2011年初頭、ジャーナリストにしてゴルフ狂・上杉隆が掲げた目標は、「マスターズ出場」というとんでもないものだった。知己のレッスンプロ・中井学は、上杉に、そのためにはまず飛距離アップが不可欠と指摘。夢のオーガスタに向けてのファーストステップ、飛距離アップレッスンがスタートした――!
※マグノリアレーンとは……ゴルフの祭典「マスターズトーナメント」が開催されるオーガスタナショナルGCへの進入路。ここを通り抜け、マスターズに出場するのがすべての男性ゴルファーの夢なのだ。
中井 下半身をどっしり安定させて、上半身をバックスウィングでねじり、ダウンでは逆にねじり戻す。そういったイメージだと、手先がスウィングの支点になってしまい、飛距離が出ないと先週お伝えしました。
上杉 そうそう。そこまではわかったんですが、具体的なレッスンを受ける前に焼肉を食べに行ってしまったんですよね。本場の味っていう感じがして、おいしかったなぁ。
中井 おいしいんですよ、あのお店。そもそも、赤坂はおいしい韓国料理のお店がいっぱい、ってイメージがありますよね。……そうだ、今週はこの「イメージ」という言葉を軸に考えていきましょう。
上杉 なんか、強引ですね。焼肉を食べた影響ですか?
中井 違います。えーと、今までの上杉さんは、バックスウィングで体をしっかりねじって、切り返し以降、それをねじり戻すことでクラブを素早く引き下ろせる。そういう“イメージ”を持っていましたよね。
上杉 まさに。っていうか、それしか考えてないくらいです。ゲーリー・プレーヤーだって、そうやって打っているはずですし、実際に、クラブは体の捻転で引き下ろすものだと思っています。
中井 そこなんです。いくら体だけ回すイメージを持っていても、「引き下ろす」と考えた瞬間に、手が“仕事”をしてしまうんですよ。

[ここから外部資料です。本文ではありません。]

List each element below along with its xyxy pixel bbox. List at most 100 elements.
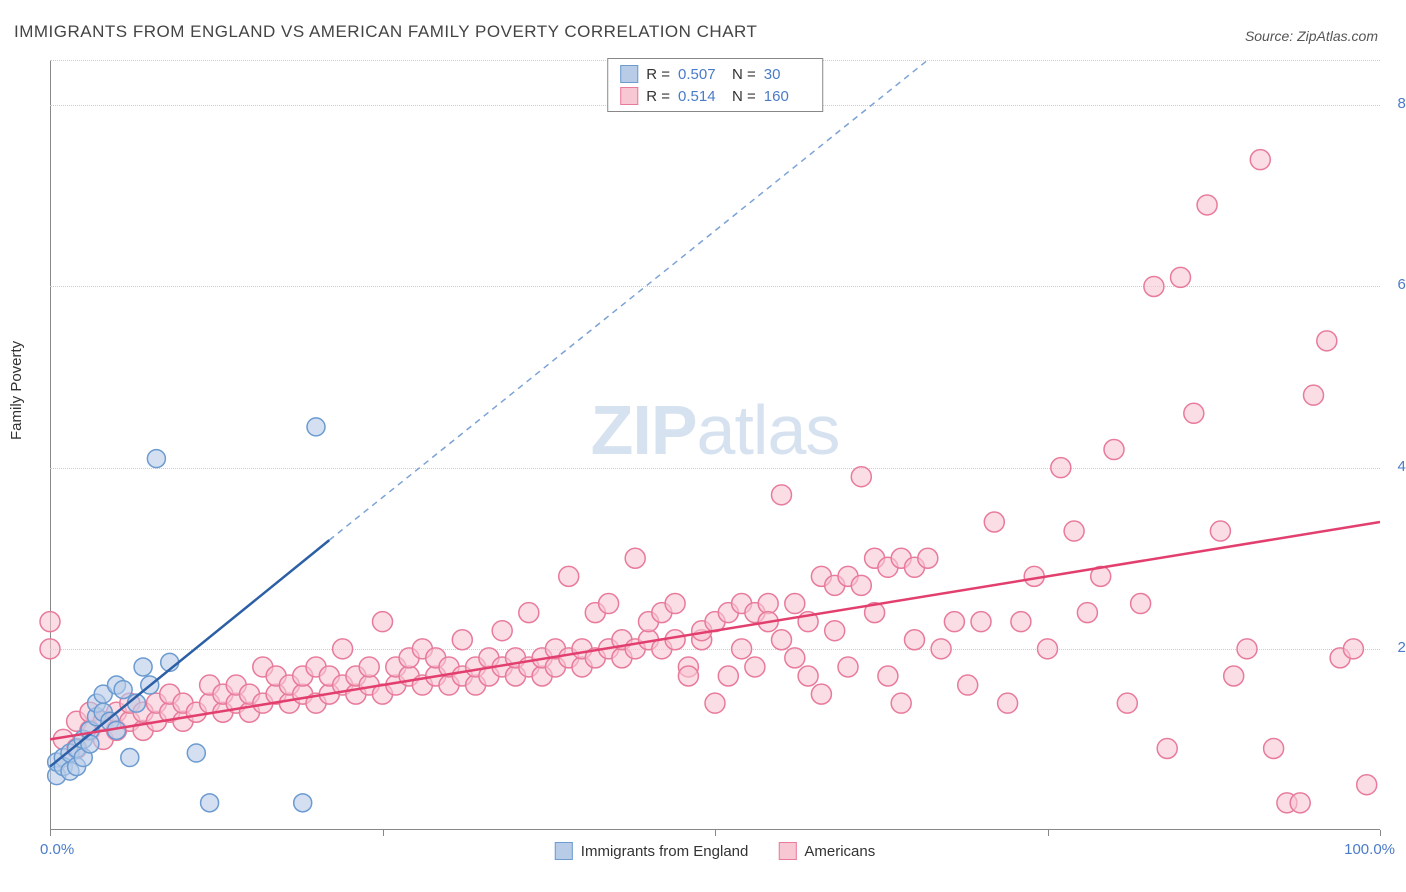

実際、上杉さんのスウィングを拝見すると、とくにダウンスウィングでは紛れもなく腕の力でクラブを引き下ろしています。その結果、手元が先行してフェースが開いたり、それを嫌がって無意識にフェースを返し、チーピンが出たりするわけです。
上杉 うーん、なるほど。じゃあどうすればいいんですか。
中井 簡単です。クラブを置いてきちゃえばいいんです。
上杉 だめでしょう、置いてきちゃ。この前も、前夜に手入れをしていて、そのままクルマにゴルフクラブを積み忘れて、ゴルフ場でトランクを開けてみてビックリ! なんてことがありました。置き忘れはまずいですよ。
中井 なんか、めんどくさいですね。あくまでイメージの話なんです。いいですか、トップの位置にクラブを置きっぱなしにするイメージで、体だけ戻してみてください。
上杉 それじゃあ振り遅れちゃうじゃないですか。
中井 まあ、だまされたと思って1球打ってみてください。